Monitoring of RAS mutant clones in plasma of patients with RAS mutant metastatic colorectal cancer

Abstract

Circulating tumor DNA; Liquid biopsy; Metastatic colorectal cancer

ADN tumoral circulante; Biopsia liquida; Cáncer colorrectal metastásico

ADN tumoral circulant; Biòpsia líquida; Càncer colorectal metastàtic

Purpose Some patients with histologically confirmed primary mCRC and mutated RAS reported undetectable RAS mutant clones in plasma after receiving anti-VEGF treatment. The aim was to prospectively assess it with its potential therapeutic implications. Methods RAS mutant genes in solid biopsy (before first-line treatment: FOLFOX/CAPOX + bevacizumab) were compared in liquid biopsy (before second-line treatment: panitumumab + FOLFIRI), using Idylla™ system. Discordant results between solid/liquid biopsies were assessed by the next-generation sequencing (NGS) test (solid/liquid biopsies). Results Twenty-three patients were assessed (seven had RAS mutant discrepancies between solid/liquid biopsies).
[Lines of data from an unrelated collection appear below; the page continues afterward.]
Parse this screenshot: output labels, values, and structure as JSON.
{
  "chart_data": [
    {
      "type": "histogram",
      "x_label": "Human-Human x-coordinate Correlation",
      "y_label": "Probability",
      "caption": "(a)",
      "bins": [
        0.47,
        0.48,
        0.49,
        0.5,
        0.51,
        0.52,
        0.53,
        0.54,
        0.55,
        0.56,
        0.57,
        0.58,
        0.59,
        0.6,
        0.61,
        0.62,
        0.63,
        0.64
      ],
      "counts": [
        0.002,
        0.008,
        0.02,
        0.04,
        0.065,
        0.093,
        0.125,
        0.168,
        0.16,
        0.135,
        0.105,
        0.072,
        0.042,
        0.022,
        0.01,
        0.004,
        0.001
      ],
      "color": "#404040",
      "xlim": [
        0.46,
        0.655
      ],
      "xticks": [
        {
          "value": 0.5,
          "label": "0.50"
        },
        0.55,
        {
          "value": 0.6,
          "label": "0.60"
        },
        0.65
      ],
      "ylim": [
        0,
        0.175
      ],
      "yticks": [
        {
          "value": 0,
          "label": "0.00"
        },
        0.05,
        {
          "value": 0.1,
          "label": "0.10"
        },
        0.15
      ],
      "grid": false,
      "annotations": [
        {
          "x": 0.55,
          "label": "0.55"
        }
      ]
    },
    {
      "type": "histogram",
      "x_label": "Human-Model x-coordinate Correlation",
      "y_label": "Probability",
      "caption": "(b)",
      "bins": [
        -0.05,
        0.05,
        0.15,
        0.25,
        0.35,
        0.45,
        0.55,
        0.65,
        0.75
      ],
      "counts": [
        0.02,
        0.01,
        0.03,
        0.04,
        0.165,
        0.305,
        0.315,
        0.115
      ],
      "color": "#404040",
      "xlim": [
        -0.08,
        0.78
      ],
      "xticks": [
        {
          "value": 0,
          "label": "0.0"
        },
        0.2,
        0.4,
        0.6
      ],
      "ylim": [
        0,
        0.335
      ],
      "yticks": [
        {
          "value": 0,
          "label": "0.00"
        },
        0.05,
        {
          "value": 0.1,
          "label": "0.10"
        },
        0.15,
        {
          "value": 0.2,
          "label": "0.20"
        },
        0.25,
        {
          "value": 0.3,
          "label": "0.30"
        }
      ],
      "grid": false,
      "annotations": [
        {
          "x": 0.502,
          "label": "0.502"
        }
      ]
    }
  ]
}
The NGS test confirmed that 3/23 (13%) patients had undetectable RAS mutant clones in liquid biopsy and 3/23 (13%) presented discrepancies in solid biopsy (Idylla™ system vs. NGS test). Conclusion Thirteen percentage of patients had undetectable RAS mutant clones in liquid biopsy after first-line treatment. However, some discrepancies between solid and liquid biopsies have been observed. These results suggest a need to improve accuracy of RAS analyses, especially in solid biopsies.

This work was supported by Amgen S.A. Amgen did not have any role in study design; collection, analysis, and interpretation of data; writing the report; and the decision to submit the report for publication.